Alcohol consumption

Drinking advice needs re-examination over home drinking trends that have emerged from the pandemic

Weekly limits on low-risk alcohol consumption could be tightened due to growing concerns about the level of alcohol consumption at home during the pandemic.

Actors and officials in the HSE’s alcohol program need to re-examine guidelines on how much people can drink in a week to stay within a safe limit.

As St. Patrick’s Week celebrations over the past four days have led to binge drinking scenes, changing drinking patterns – particularly after the stay-at-home phase of the pandemic – will be examined.

The guidelines were last revised in 2009 and currently allow a weekly maximum of 17 standard drinks for men (170g of pure alcohol) and 11 for women (110g of pure alcohol).
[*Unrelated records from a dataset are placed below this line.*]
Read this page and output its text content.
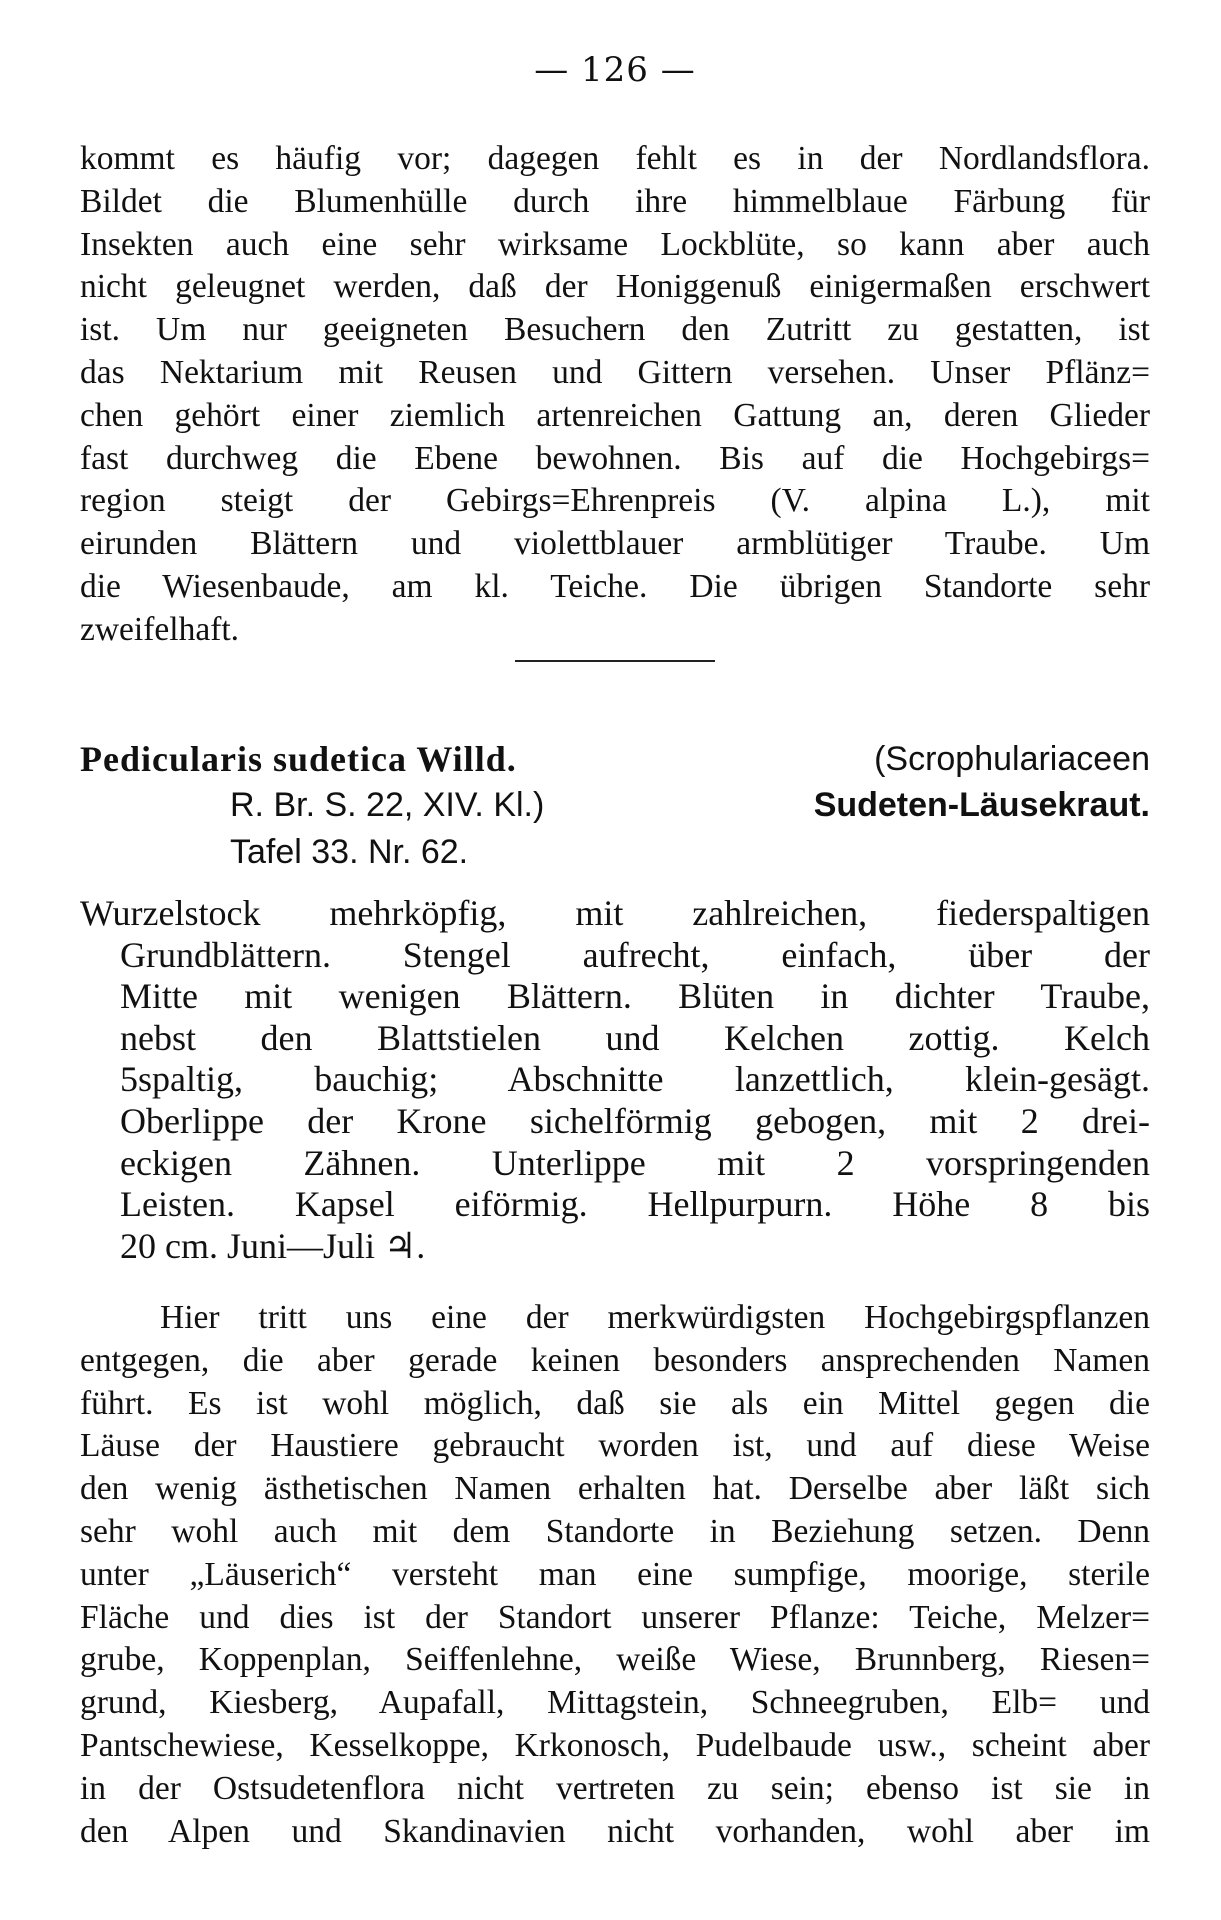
— 126 —
kommt es häufig vor; dagegen fehlt es in der Nordlandsflora.
Bildet die Blumenhülle durch ihre himmelblaue Färbung für
Insekten auch eine sehr wirksame Lockblüte, so kann aber auch
nicht geleugnet werden, daß der Honiggenuß einigermaßen erschwert
ist. Um nur geeigneten Besuchern den Zutritt zu gestatten, ist
das Nektarium mit Reusen und Gittern versehen. Unser Pflänz=
chen gehört einer ziemlich artenreichen Gattung an, deren Glieder
fast durchweg die Ebene bewohnen. Bis auf die Hochgebirgs=
region steigt der Gebirgs=Ehrenpreis (V. alpina L.), mit
eirunden Blättern und violettblauer armblütiger Traube. Um
die Wiesenbaude, am kl. Teiche. Die übrigen Standorte sehr
zweifelhaft.
Pedicularis sudetica Willd.	(Scrophulariaceen
R. Br. S. 22, XIV. Kl.)	Sudeten-Läusekraut.
Tafel 33. Nr. 62.
Wurzelstock mehrköpfig, mit zahlreichen, fiederspaltigen
Grundblättern. Stengel aufrecht, einfach, über der
Mitte mit wenigen Blättern. Blüten in dichter Traube,
nebst den Blattstielen und Kelchen zottig. Kelch
5spaltig, bauchig; Abschnitte lanzettlich, klein-gesägt.
Oberlippe der Krone sichelförmig gebogen, mit 2 drei-
eckigen Zähnen. Unterlippe mit 2 vorspringenden
Leisten. Kapsel eiförmig. Hellpurpurn. Höhe 8 bis
20 cm. Juni—Juli ♃.
Hier tritt uns eine der merkwürdigsten Hochgebirgspflanzen
entgegen, die aber gerade keinen besonders ansprechenden Namen
führt. Es ist wohl möglich, daß sie als ein Mittel gegen die
Läuse der Haustiere gebraucht worden ist, und auf diese Weise
den wenig ästhetischen Namen erhalten hat. Derselbe aber läßt sich
sehr wohl auch mit dem Standorte in Beziehung setzen. Denn
unter „Läuserich“ versteht man eine sumpfige, moorige, sterile
Fläche und dies ist der Standort unserer Pflanze: Teiche, Melzer=
grube, Koppenplan, Seiffenlehne, weiße Wiese, Brunnberg, Riesen=
grund, Kiesberg, Aupafall, Mittagstein, Schneegruben, Elb= und
Pantschewiese, Kesselkoppe, Krkonosch, Pudelbaude usw., scheint aber
in der Ostsudetenflora nicht vertreten zu sein; ebenso ist sie in
den Alpen und Skandinavien nicht vorhanden, wohl aber im
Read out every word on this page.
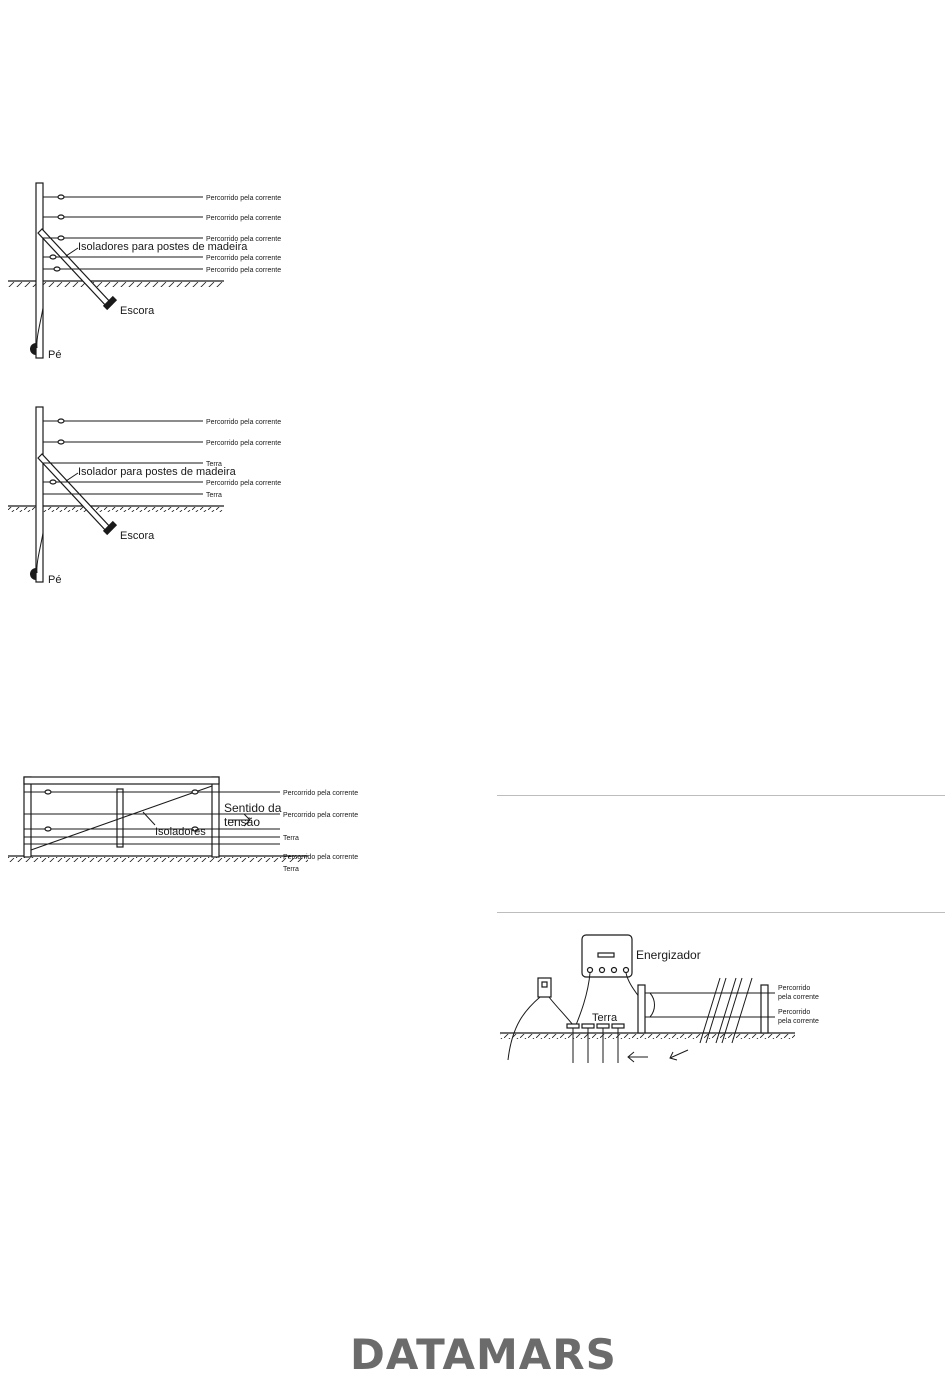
Percorrido pela corrente
Percorrido pela corrente
Percorrido pela corrente
Percorrido pela corrente
Percorrido pela corrente
Isoladores para postes de madeira
Escora
Pé
Percorrido pela corrente
Percorrido pela corrente
Terra
Percorrido pela corrente
Terra
Isolador para postes de madeira
Escora
Pé
Percorrido pela corrente
Percorrido pela corrente
Terra
Percorrido pela corrente
Terra
Isoladores
Sentido da
tensão
Energizador
Terra
Percorrido
pela corrente
Percorrido
pela corrente
DATAMARS
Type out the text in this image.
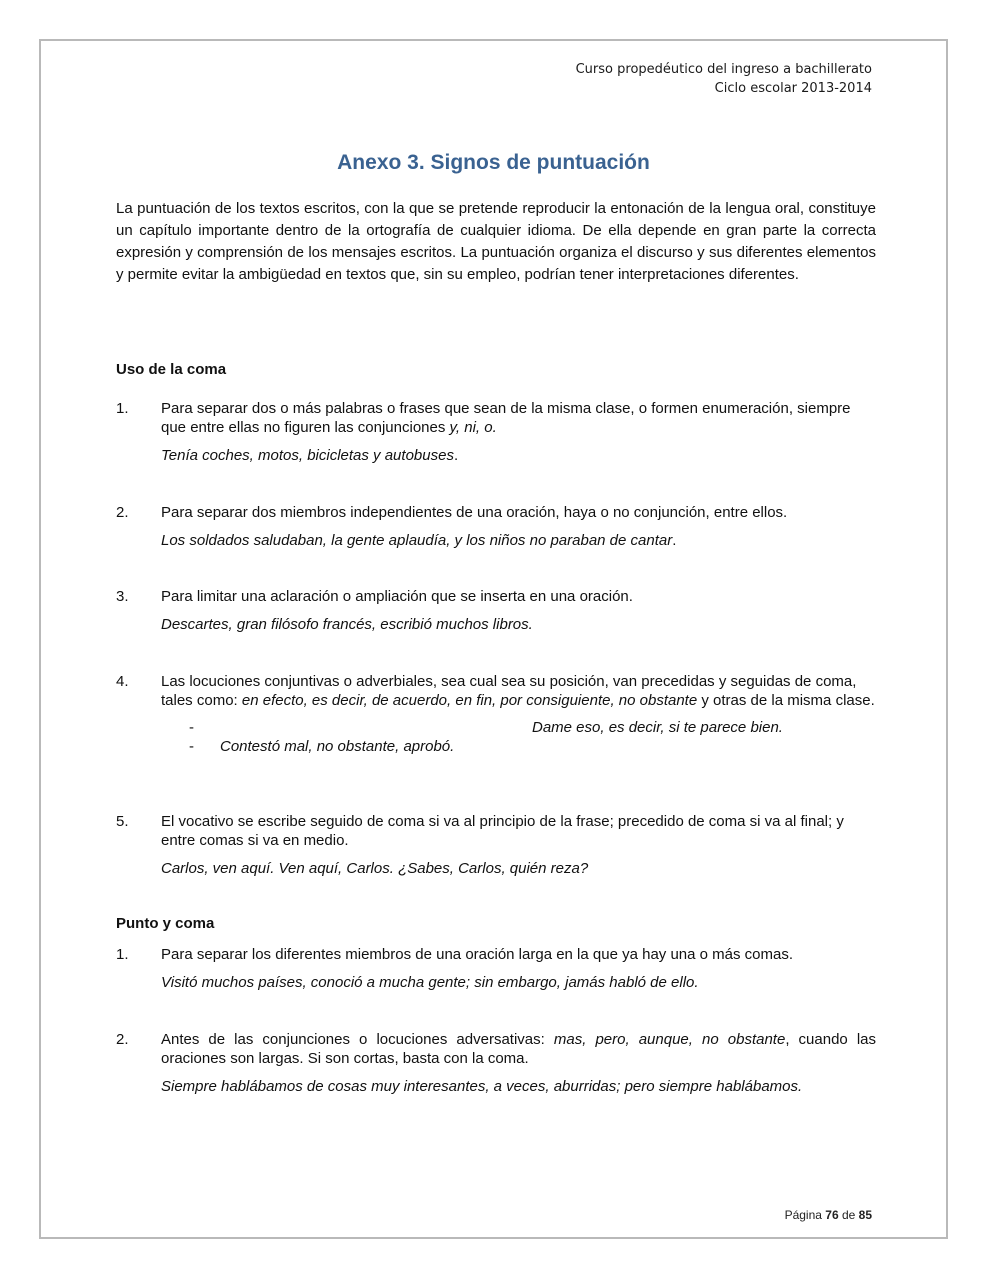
Curso propedéutico del ingreso a bachillerato
Ciclo escolar 2013-2014
Anexo 3. Signos de puntuación
La puntuación de los textos escritos, con la que se pretende reproducir la entonación de la lengua oral, constituye un capítulo importante dentro de la ortografía de cualquier idioma. De ella depende en gran parte la correcta expresión y comprensión de los mensajes escritos. La puntuación organiza el discurso y sus diferentes elementos y permite evitar la ambigüedad en textos que, sin su empleo, podrían tener interpretaciones diferentes.
Uso de la coma
1. Para separar dos o más palabras o frases que sean de la misma clase, o formen enumeración, siempre que entre ellas no figuren las conjunciones y, ni, o.
Tenía coches, motos, bicicletas y autobuses.
2. Para separar dos miembros independientes de una oración, haya o no conjunción, entre ellos.
Los soldados saludaban, la gente aplaudía, y los niños no paraban de cantar.
3. Para limitar una aclaración o ampliación que se inserta en una oración.
Descartes, gran filósofo francés, escribió muchos libros.
4. Las locuciones conjuntivas o adverbiales, sea cual sea su posición, van precedidas y seguidas de coma, tales como: en efecto, es decir, de acuerdo, en fin, por consiguiente, no obstante y otras de la misma clase.
-	Dame eso, es decir, si te parece bien.
- Contestó mal, no obstante, aprobó.
5. El vocativo se escribe seguido de coma si va al principio de la frase; precedido de coma si va al final; y entre comas si va en medio.
Carlos, ven aquí. Ven aquí, Carlos. ¿Sabes, Carlos, quién reza?
Punto y coma
1. Para separar los diferentes miembros de una oración larga en la que ya hay una o más comas.
Visitó muchos países, conoció a mucha gente; sin embargo, jamás habló de ello.
2. Antes de las conjunciones o locuciones adversativas: mas, pero, aunque, no obstante, cuando las oraciones son largas. Si son cortas, basta con la coma.
Siempre hablábamos de cosas muy interesantes, a veces, aburridas; pero siempre hablábamos.
Página 76 de 85
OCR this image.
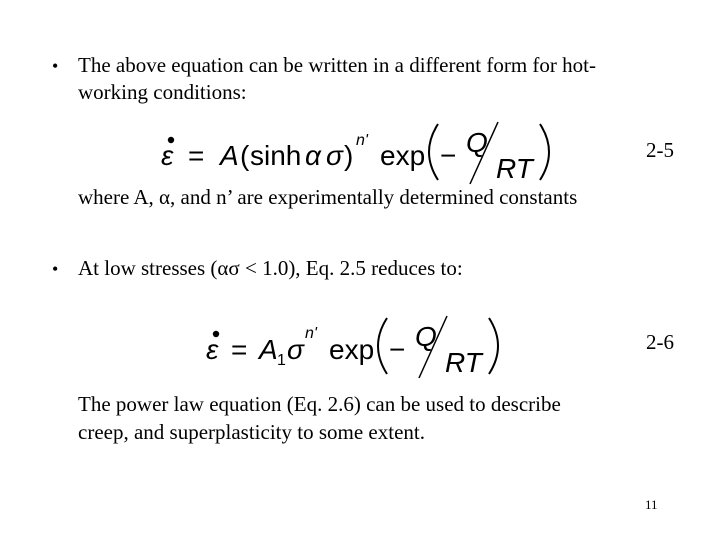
• The above equation can be written in a different form for hot-
working conditions:
ε = A ( sinh α σ ) n' exp − Q
RT
2-5
where A, α, and n’ are experimentally determined constants
• At low stresses (ασ < 1.0), Eq. 2.5 reduces to:
ε = A 1 σ
n'
exp − Q
RT
2-6
The power law equation (Eq. 2.6) can be used to describe
creep, and superplasticity to some extent.
11
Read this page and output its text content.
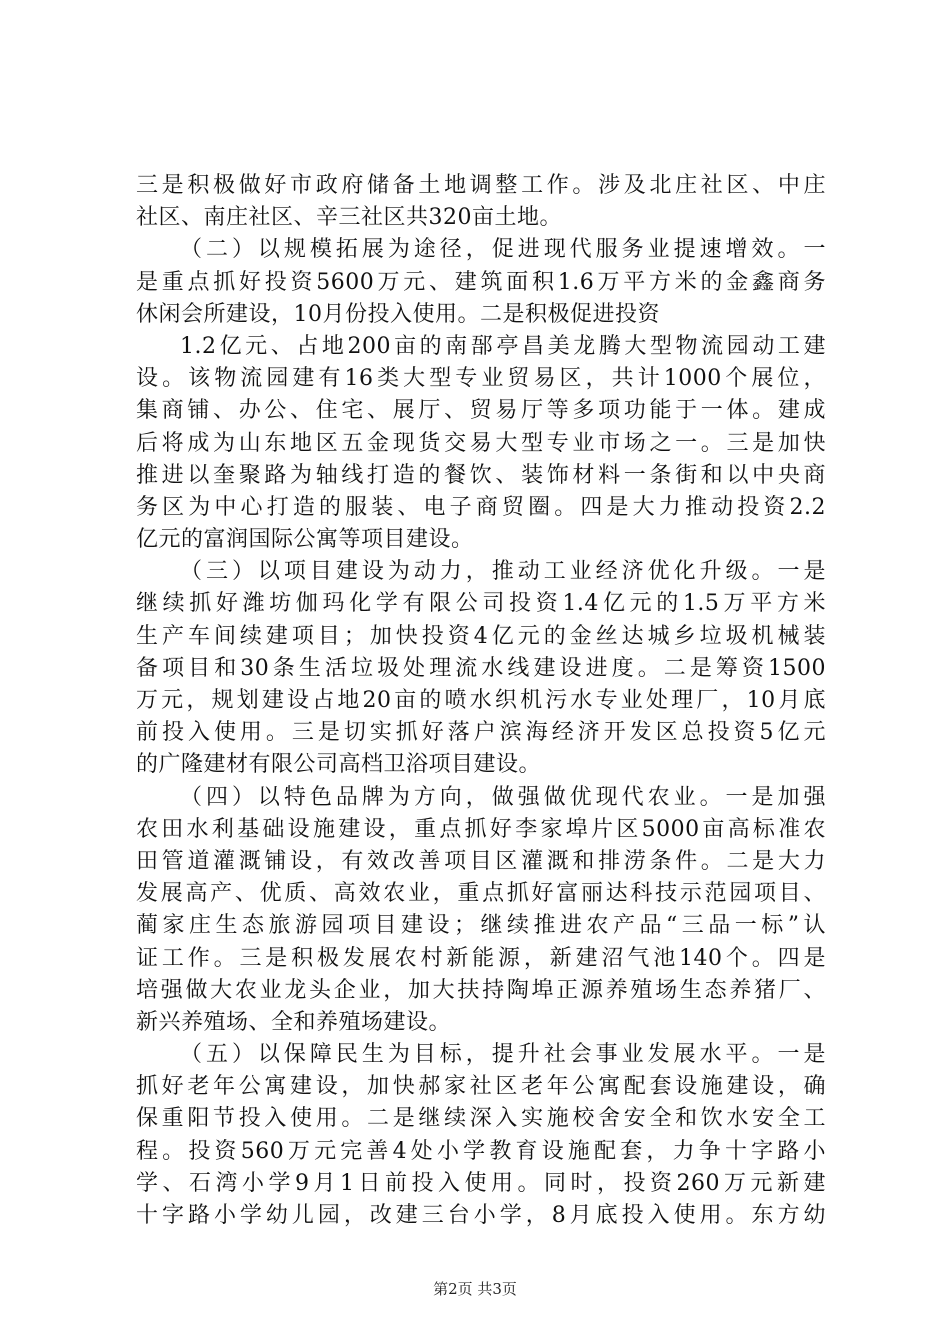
三是积极做好市政府储备土地调整工作。涉及北庄社区、中庄
社区、南庄社区、辛三社区共320亩土地。
（二）以规模拓展为途径，促进现代服务业提速增效。一
是重点抓好投资5600万元、建筑面积1.6万平方米的金鑫商务
休闲会所建设，10月份投入使用。二是积极促进投资
1.2亿元、占地200亩的南郚亭昌美龙腾大型物流园动工建
设。该物流园建有16类大型专业贸易区，共计1000个展位，
集商铺、办公、住宅、展厅、贸易厅等多项功能于一体。建成
后将成为山东地区五金现货交易大型专业市场之一。三是加快
推进以奎聚路为轴线打造的餐饮、装饰材料一条街和以中央商
务区为中心打造的服装、电子商贸圈。四是大力推动投资2.2
亿元的富润国际公寓等项目建设。
（三）以项目建设为动力，推动工业经济优化升级。一是
继续抓好潍坊伽玛化学有限公司投资1.4亿元的1.5万平方米
生产车间续建项目；加快投资4亿元的金丝达城乡垃圾机械装
备项目和30条生活垃圾处理流水线建设进度。二是筹资1500
万元，规划建设占地20亩的喷水织机污水专业处理厂，10月底
前投入使用。三是切实抓好落户滨海经济开发区总投资5亿元
的广隆建材有限公司高档卫浴项目建设。
（四）以特色品牌为方向，做强做优现代农业。一是加强
农田水利基础设施建设，重点抓好李家埠片区5000亩高标准农
田管道灌溉铺设，有效改善项目区灌溉和排涝条件。二是大力
发展高产、优质、高效农业，重点抓好富丽达科技示范园项目、
蔺家庄生态旅游园项目建设；继续推进农产品“三品一标”认
证工作。三是积极发展农村新能源，新建沼气池140个。四是
培强做大农业龙头企业，加大扶持陶埠正源养殖场生态养猪厂、
新兴养殖场、全和养殖场建设。
（五）以保障民生为目标，提升社会事业发展水平。一是
抓好老年公寓建设，加快郝家社区老年公寓配套设施建设，确
保重阳节投入使用。二是继续深入实施校舍安全和饮水安全工
程。投资560万元完善4处小学教育设施配套，力争十字路小
学、石湾小学9月1日前投入使用。同时，投资260万元新建
十字路小学幼儿园，改建三台小学，8月底投入使用。东方幼
第2页 共3页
This must also include two days without alcohol.

A standard drink here is a pub measure of spirits, a small glass of wine, a half pint of beer or an alcopop.

Dr Garrett McGovern, a Dublin-based alcohol counselor, said: “In my own experience, what I’ve found is that the Covid-19 pandemic has helped expose a problem of alcohol that was there but not always visible.

“You could have someone before the pandemic who would come home from work and drink a bottle of wine. When they first started working from home, they would bring forward the time they had their first drink. Normally they would be in transit at 5 p.m., but now they were home. It was a few hours earlier. It could even (start) at noon or lunch.

“They were going from one bottle of wine to two and going through it earlier.

“Another problem was that the stress of Covid-19 was taking over people.

“Most people who drink badly drink at home.”

Dr McGovern said he believed the current low-risk guidelines were not the problem.

“If you drink sensibly, alcohol is not something you need to be afraid of,” he added.

“It’s not uncommon for me to see people drinking seven to eight times the limits.

“We drink too much in this country and are jaded by it.”

A survey conducted by Dr Kathryn Allen at Dublin’s Beaumont Hospital in December 2020 found that 41% of patients felt they had been drinking more since the start of the pandemic.

Boredom and loneliness were cited as two of the main drivers of increased alcohol consumption and there was no socioeconomic difference.

Almost a third said they drank more than three times a week, and 66% said they had consumed more alcohol than the recommended low-risk limit.

The study published in the Irish Medical Journal says healthcare providers should be aware of the potential increase in new diagnoses of alcohol use disorder and alcohol-related liver disease.

Eunan McKinney of Alcohol Action Ireland said her organization welcomed the proposed revision in light of the “significant shift towards increased and unfettered consumption at home during the pandemic”.

He pointed to “recent scientific evidence on risk, particularly with cardiovascular issues including coronary heart disease, heart failure, high blood pressure and stroke as well as attributable cancers.

“Citizens have the right to be informed timely information and advice on alcohol consumption and its impact on our health and well-being.